Ci sono momenti in cui un progetto supera i confini del luogo in cui è nato e inizia un viaggio capace di portare la sua storia sempre più lontano.
È quello che è accaduto lo scorso 13 ottobre, quando il documentario “Acqualagna – 60 anni di Fiera del Tartufo”, realizzato per celebrare la storia della celebre Fiera di Acqualagna, è stato presentato in una cornice d’eccezione: il Senato della Repubblica.

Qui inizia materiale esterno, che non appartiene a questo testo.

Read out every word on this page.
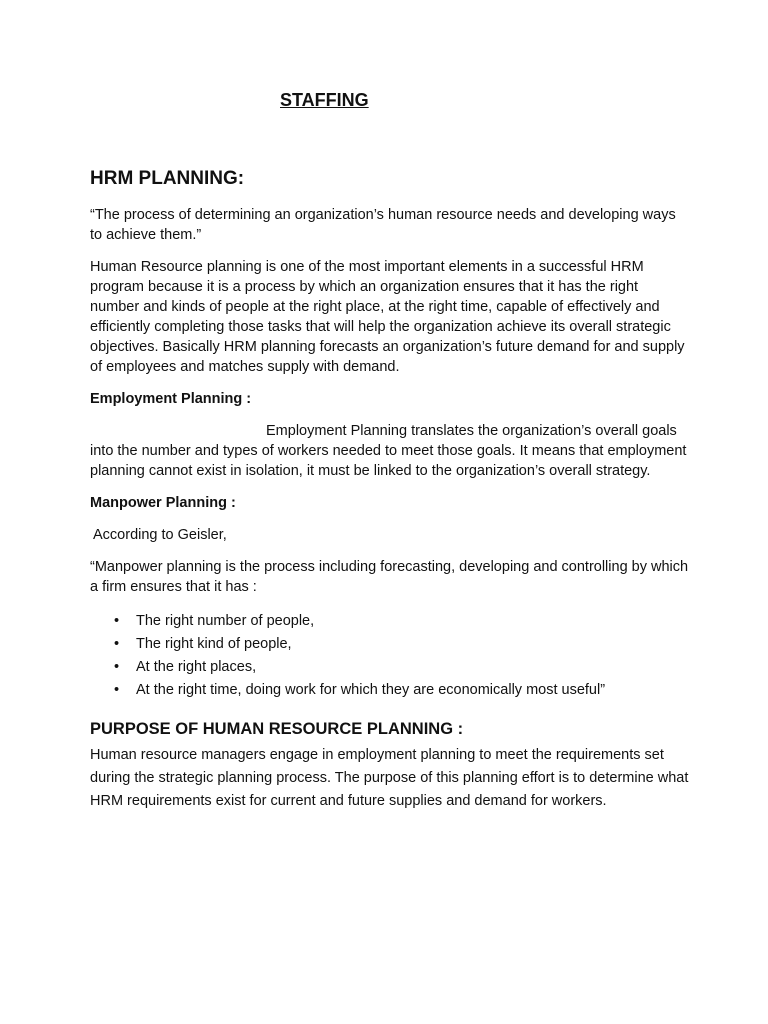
STAFFING
HRM PLANNING:

“The process of determining an organization’s human resource needs and developing ways to achieve them.”

Human Resource planning is one of the most important elements in a successful HRM program because it is a process by which an organization ensures that it has the right number and kinds of people at the right place, at the right time, capable of effectively and efficiently completing those tasks that will help the organization achieve its overall strategic objectives. Basically HRM planning forecasts an organization’s future demand for and supply of employees and matches supply with demand.

Employment Planning :

Employment Planning translates the organization’s overall goals into the number and types of workers needed to meet those goals. It means that employment planning cannot exist in isolation, it must be linked to the organization’s overall strategy.

Manpower Planning :

According to Geisler,

“Manpower planning is the process including forecasting, developing and controlling by which a firm ensures that it has :

• The right number of people,
• The right kind of people,
• At the right places,
• At the right time, doing work for which they are economically most useful”
PURPOSE OF HUMAN RESOURCE PLANNING :

Human resource managers engage in employment planning to meet the requirements set during the strategic planning process. The purpose of this planning effort is to determine what HRM requirements exist for current and future supplies and demand for workers.
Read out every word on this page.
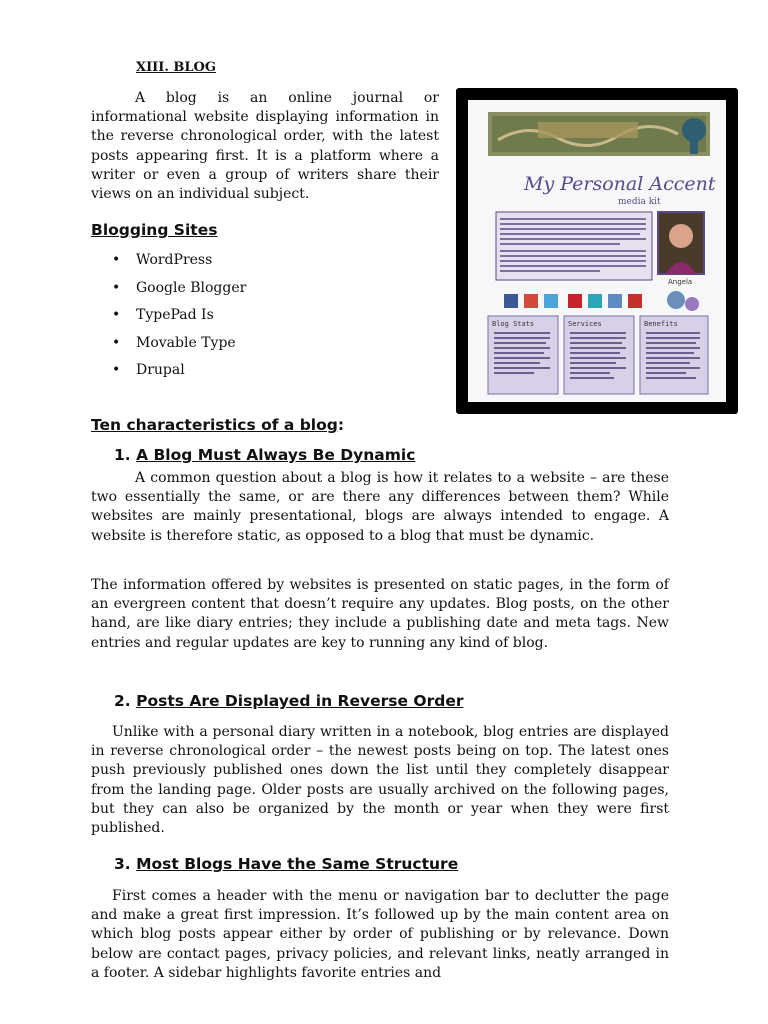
XIII. BLOG

A blog is an online journal or informational website displaying information in the reverse chronological order, with the latest posts appearing first. It is a platform where a writer or even a group of writers share their views on an individual subject.

Blogging Sites
• WordPress
• Google Blogger
• TypePad Is
• Movable Type
• Drupal
My Personal Accent
media kit
Angela
Blog Stats	Services	Benefits
Ten characteristics of a blog:
1. A Blog Must Always Be Dynamic

A common question about a blog is how it relates to a website – are these two essentially the same, or are there any differences between them? While websites are mainly presentational, blogs are always intended to engage. A website is therefore static, as opposed to a blog that must be dynamic.

The information offered by websites is presented on static pages, in the form of an evergreen content that doesn’t require any updates. Blog posts, on the other hand, are like diary entries; they include a publishing date and meta tags. New entries and regular updates are key to running any kind of blog.

2. Posts Are Displayed in Reverse Order

Unlike with a personal diary written in a notebook, blog entries are displayed in reverse chronological order – the newest posts being on top. The latest ones push previously published ones down the list until they completely disappear from the landing page. Older posts are usually archived on the following pages, but they can also be organized by the month or year when they were first published.

3. Most Blogs Have the Same Structure

First comes a header with the menu or navigation bar to declutter the page and make a great first impression. It’s followed up by the main content area on which blog posts appear either by order of publishing or by relevance. Down below are contact pages, privacy policies, and relevant links, neatly arranged in a footer. A sidebar highlights favorite entries and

Un appuntamento importante, inserito nella presentazione ufficiale del programma della 60ª edizione della Fiera, che ha portato nel cuore delle istituzioni nazionali la storia della mia terra.
Durante l’incontro, l’amministrazione comunale di Acqualagna, il sindaco Pierluigi Grassi e il senatore Antonio De Poli hanno dedicato parole significative al progetto e al valore del documentario, riconoscendone l’importanza come strumento per raccontare e custodire la memoria di una manifestazione diventata negli anni un punto di riferimento internazionale per il mondo del tartufo.

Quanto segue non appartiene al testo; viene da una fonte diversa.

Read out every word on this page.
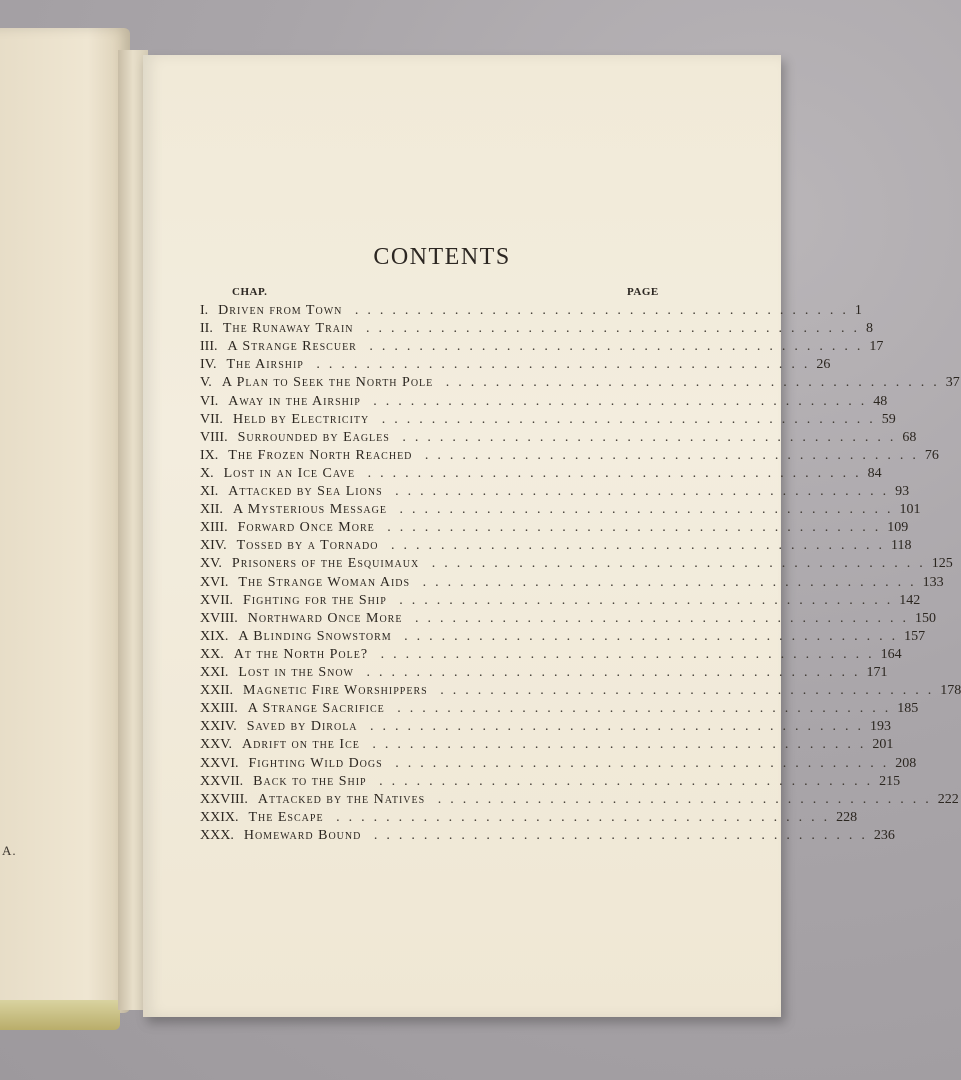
A.
CONTENTS
CHAP.	PAGE
I. Driven from Town ........................................ 1
II. The Runaway Train ........................................ 8
III. A Strange Rescuer ........................................ 17
IV. The Airship ........................................ 26
V. A Plan to Seek the North Pole ........................................ 37
VI. Away in the Airship ........................................ 48
VII. Held by Electricity ........................................ 59
VIII. Surrounded by Eagles ........................................ 68
IX. The Frozen North Reached ........................................ 76
X. Lost in an Ice Cave ........................................ 84
XI. Attacked by Sea Lions ........................................ 93
XII. A Mysterious Message ........................................ 101
XIII. Forward Once More ........................................ 109
XIV. Tossed by a Tornado ........................................ 118
XV. Prisoners of the Esquimaux ........................................ 125
XVI. The Strange Woman Aids ........................................ 133
XVII. Fighting for the Ship ........................................ 142
XVIII. Northward Once More ........................................ 150
XIX. A Blinding Snowstorm ........................................ 157
XX. At the North Pole? ........................................ 164
XXI. Lost in the Snow ........................................ 171
XXII. Magnetic Fire Worshippers ........................................ 178
XXIII. A Strange Sacrifice ........................................ 185
XXIV. Saved by Dirola ........................................ 193
XXV. Adrift on the Ice ........................................ 201
XXVI. Fighting Wild Dogs ........................................ 208
XXVII. Back to the Ship ........................................ 215
XXVIII. Attacked by the Natives ........................................ 222
XXIX. The Escape ........................................ 228
XXX. Homeward Bound ........................................ 236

Per me questo è stato un momento particolarmente significativo.

Realizzare “Acqualagna – Sessant’anni di tartufo” ha significato immergersi nella storia di una comunità, recuperare immagini e testimonianze, incontrare persone e ripercorrere le tappe che hanno trasformato una manifestazione locale in un evento conosciuto e apprezzato ben oltre i confini italiani.
Portare questo racconto in Senato ha dato al progetto un significato ancora più forte.
Perché raccontare il passato non significa semplicemente guardarsi indietro. Significa comprendere da dove arriviamo, riconoscere il valore delle idee che hanno costruito il presente e lasciare alle nuove generazioni una memoria dalla quale poter ripartire.
Memoria e futuro sono, in fondo, due lati della stessa medaglia.
Non può esistere innovazione senza la consapevolezza di ciò che è stato, così come una tradizione può continuare a vivere soltanto se è capace di rinnovarsi e di parlare alle generazioni successive.
È questo uno dei messaggi che abbiamo cercato di racchiudere nel documentario: la storia della Fiera del Tartufo di Acqualagna non è soltanto la storia di un evento o di un prodotto straordinario. È la storia di una comunità che ha saputo credere nelle proprie risorse, trasformando un’eccellenza naturale in un patrimonio culturale, economico e identitario.
La presentazione in Senato ha rappresentato quindi un’importante tappa nel percorso del nostro film, ma anche una grande soddisfazione per tutto il lavoro che ha portato alla sua realizzazione.
Pochi giorni dopo, il viaggio del documentario sarebbe arrivato nel luogo da cui tutto è iniziato.
Ad Acqualagna, davanti alla sua comunità.
Il 15 Novembre, alle 15.30, il Cinema Conti ospiterà la prima proiezione pubblica di “Acqualagna – 60 di Fiera del Tartufo”, portando sul grande schermo volti, ricordi e immagini di una storia a dir poco incredibile.
Un viaggio iniziato tra le pagine della memoria e arrivato fino alle istituzioni è ora pronto a tornare finalmente a casa.